NVIDIA Canary 180M Flash is a compact 182M-parameter multilingual encoder-decoder ASR and translation model supporting 4 languages with >1200 RTFx inference speed, designed for mobile and edge deployment.
Access model weights, configuration files, and documentation.
See which devices can run this model and at what quality level.
Canary-180M-Flash is the smallest member of the NVIDIA NeMo Canary Flash family, with 182 million parameters and inference speed of more than 1200 RTFx on open-asr-leaderboard datasets. It supports ASR in 4 languages (English, German, French, Spanish) and bidirectional translation between English and the other three languages, with optional punctuation and capitalization (PnC). It also offers experimental word-level and segment-level timestamps.

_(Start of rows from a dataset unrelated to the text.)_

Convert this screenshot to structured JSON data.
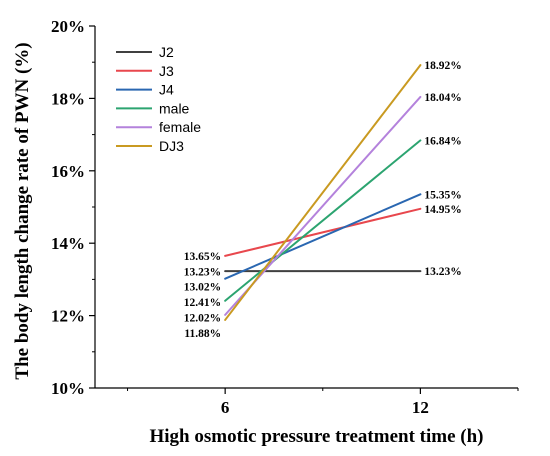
{
  "chart_data": {
    "type": "line",
    "xlabel": "High osmotic pressure treatment time (h)",
    "ylabel": "The body length change rate of PWN (%)",
    "x": [
      6,
      12
    ],
    "x_tick_labels": [
      "6",
      "12"
    ],
    "xlim": [
      2,
      15
    ],
    "ylim": [
      10,
      20
    ],
    "y_ticks": [
      10,
      12,
      14,
      16,
      18,
      20
    ],
    "y_tick_labels": [
      "10%",
      "12%",
      "14%",
      "16%",
      "18%",
      "20%"
    ],
    "legend_position": "top-left",
    "grid": false,
    "series": [
      {
        "name": "J2",
        "color": "#404040",
        "values": [
          13.23,
          13.23
        ],
        "labels": [
          "13.23%",
          "13.23%"
        ]
      },
      {
        "name": "J3",
        "color": "#e8474d",
        "values": [
          13.65,
          14.95
        ],
        "labels": [
          "13.65%",
          "14.95%"
        ]
      },
      {
        "name": "J4",
        "color": "#2a67b1",
        "values": [
          13.02,
          15.35
        ],
        "labels": [
          "13.02%",
          "15.35%"
        ]
      },
      {
        "name": "male",
        "color": "#2ca470",
        "values": [
          12.41,
          16.84
        ],
        "labels": [
          "12.41%",
          "16.84%"
        ]
      },
      {
        "name": "female",
        "color": "#b482dc",
        "values": [
          12.02,
          18.04
        ],
        "labels": [
          "12.02%",
          "18.04%"
        ]
      },
      {
        "name": "DJ3",
        "color": "#c99a21",
        "values": [
          11.88,
          18.92
        ],
        "labels": [
          "11.88%",
          "18.92%"
        ]
      }
    ],
    "left_label_order": [
      "J3",
      "J2",
      "J4",
      "male",
      "female",
      "DJ3"
    ]
  }
}
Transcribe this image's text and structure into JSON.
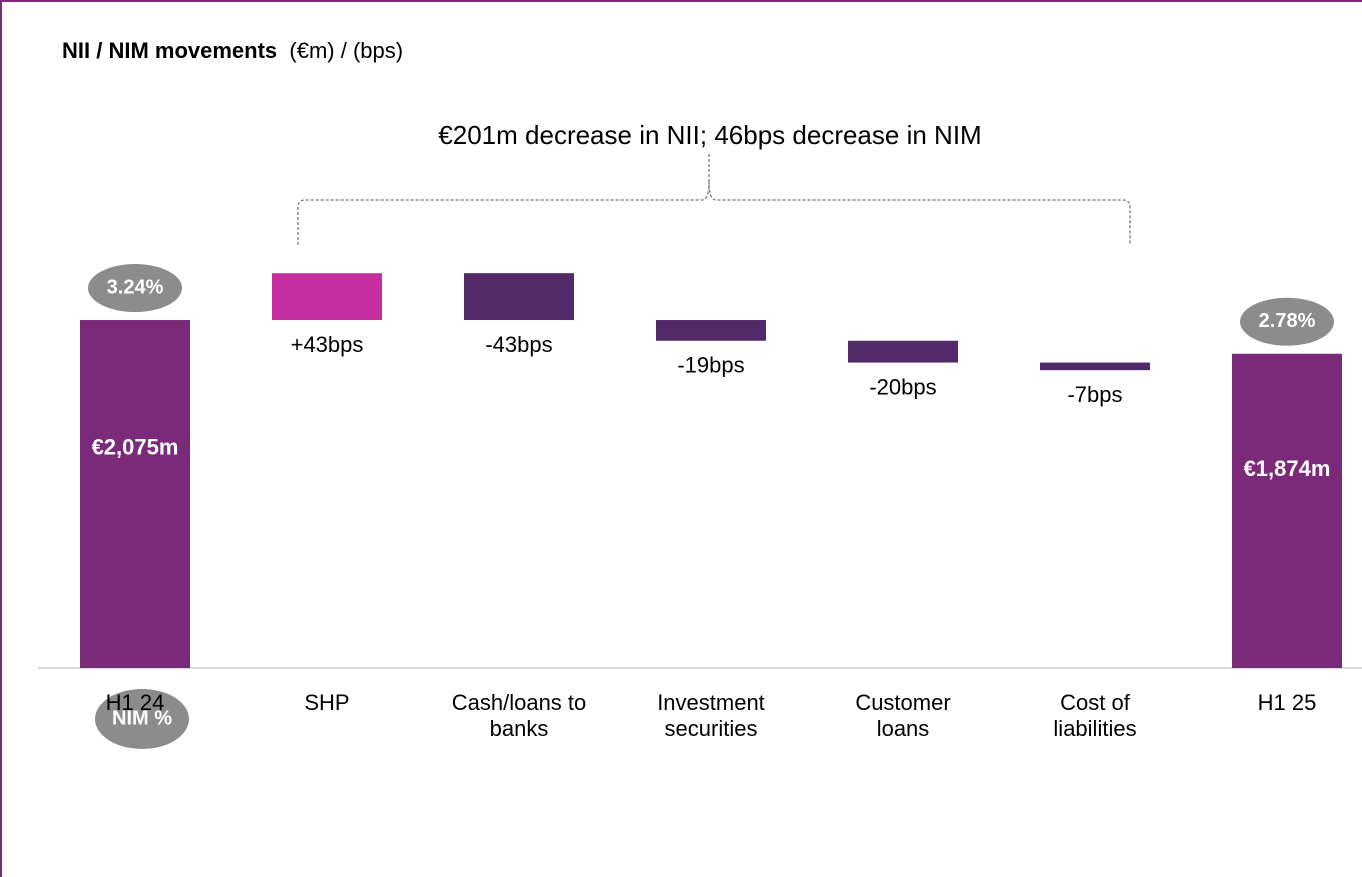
{
  "chart_data": {
    "type": "waterfall",
    "title": "NII / NIM movements",
    "title_units": "(€m) / (bps)",
    "annotation": "€201m decrease in NII; 46bps decrease in NIM",
    "categories": [
      "H1 24",
      "SHP",
      "Cash/loans to banks",
      "Investment securities",
      "Customer loans",
      "Cost of liabilities",
      "H1 25"
    ],
    "series": [
      {
        "color": "#7b2a7a",
        "values": [
          2075,
          null,
          null,
          null,
          null,
          null,
          1874
        ],
        "value_labels": [
          "€2,075m",
          null,
          null,
          null,
          null,
          null,
          "€1,874m"
        ]
      },
      {
        "name": "NIM %",
        "color": "#8c8c8c",
        "values": [
          3.24,
          null,
          null,
          null,
          null,
          null,
          2.78
        ],
        "value_labels": [
          "3.24%",
          null,
          null,
          null,
          null,
          null,
          "2.78%"
        ]
      },
      {
        "color": "#522a6a",
        "increase_color": "#c42e9e",
        "axis": "y2",
        "values": [
          null,
          43,
          -43,
          -19,
          -20,
          -7,
          null
        ],
        "value_labels": [
          null,
          "+43bps",
          "-43bps",
          "-19bps",
          "-20bps",
          "-7bps",
          null
        ]
      }
    ],
    "ylim": [
      0,
      2600
    ],
    "y2lim": [
      0,
      400
    ]
  }
}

Architecture: Encoder-decoder with FastConformer encoder and Transformer decoder, based on the Canary Flash architecture. Uses a concatenated SentencePiece tokenizer.

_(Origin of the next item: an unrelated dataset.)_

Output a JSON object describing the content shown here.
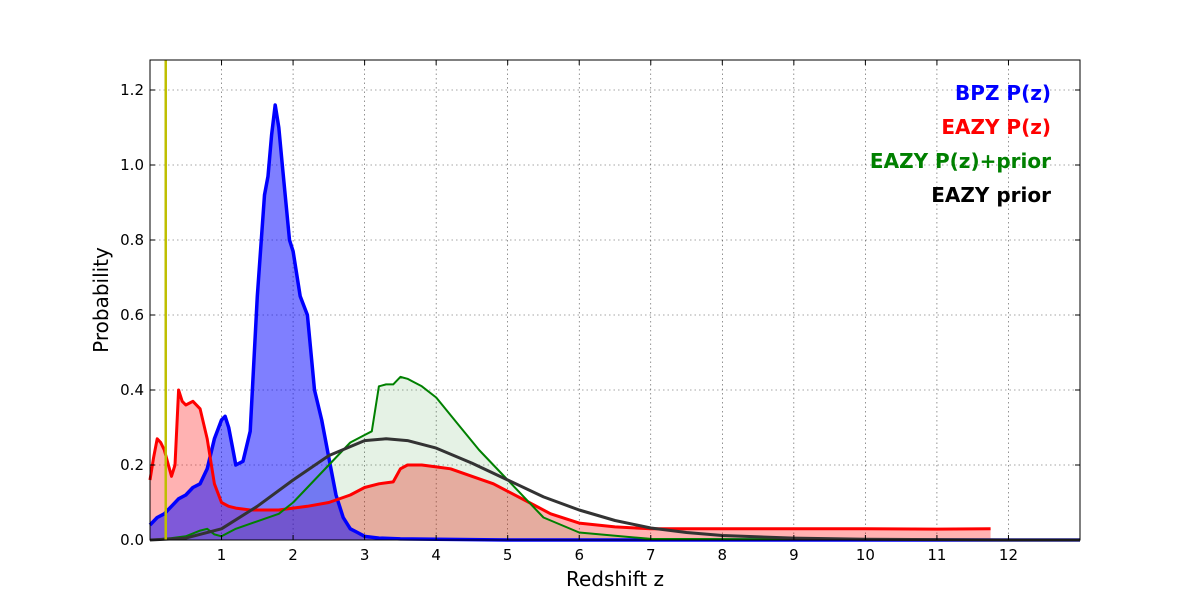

Training: Trained using the NVIDIA NeMo framework for 219K steps with 2D bucketing and OOMptimizer on 32 NVIDIA A100 80GB GPUs.
Use cases: On-device speech recognition and translation (e.g., smartphones), real-time translation earbuds, low-latency voice assistants, and applications where privacy or offline use is required. Released under CC-BY-4.0 for commercial use.